Analysis: China’s vast refining sector faces shock as fuel demand peaks


By Chen Aizhu

SINGAPORE (Reuters) – Up to 10% of China’s oil refining capacity faces closure over the next ten years as an earlier-than-expected spike in Chinese fuel demand crushes margins and Beijing’s attempt By eliminating inefficiency it begins to squeeze the oldest and smallest plants. .

Stricter enforcement of U.S. sanctions under the incoming Trump administration could push more plants into the red and accelerate shutdowns by stopping access to cheap crude from countries like Iran, industry players and analysts say.

The world’s second-largest refining industry has long been plagued by excess capacity after expanding to capitalize on three decades of rapid demand growth.

Authorities, including officials at Shandong province’s independent refining center, have lacked the political will to close inefficient plants that employ tens of thousands of workers, analysts said.

However, the rapid electrification of Chinese vehicles and weakening economic growth are making weaker operators unviable, forcing a moment of reckoning.

The restructuring is likely to limit crude imports from China, the world’s biggest buyer, which accounts for 11% of global demand. Chinese crude oil imports declined 1.9% in 2024, the only decline in the past two decades outside of the COVID years, and weaker demand weighs on global oil prices.

Refinery production last year also recorded an unusual drop.

Low operating rates are the clearest sign of the industry’s problems. Consulting firm Wood Mackenzie estimates that Chinese refineries ran at just 75.5% of capacity in 2024, the second-lowest utilization rate since 2019 and significantly below the U.S. refinery rate of more than 90%.

The worst off are the independent fuel producers known as teapots, located mostly in Shandong in eastern China and accounting for a quarter of the industry. They operated at just 54% capacity last year, according to a Chinese consulting firm, the lowest level since 2017 outside of the COVID years.

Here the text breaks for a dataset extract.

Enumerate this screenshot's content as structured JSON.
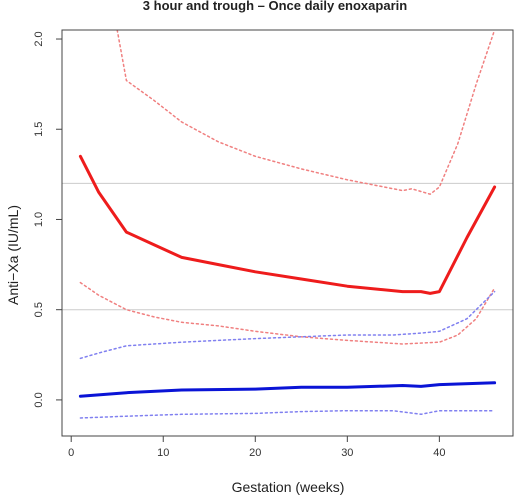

The weaker players were effectively put on notice by Beijing in 2023 when it promised to phase out smaller plants under a national refining capacity cap of 20 million barrels per day by 2025, only slightly above the current 19 million bpd.

Smaller plants have become dispensable following the launch of four large privately controlled refineries since 2019, which together account for 10% of China’s refining capacity, industry players said.

Compounding its challenges, Beijing began pursuing independent refiners in 2021 for unpaid taxes.

Smaller operators, especially those that do not qualify for Beijing’s crude oil quotas and survive by processing imported fuel oil, face a new crisis as new tariff and tax policies will increase their costs in 2025, industry executives said.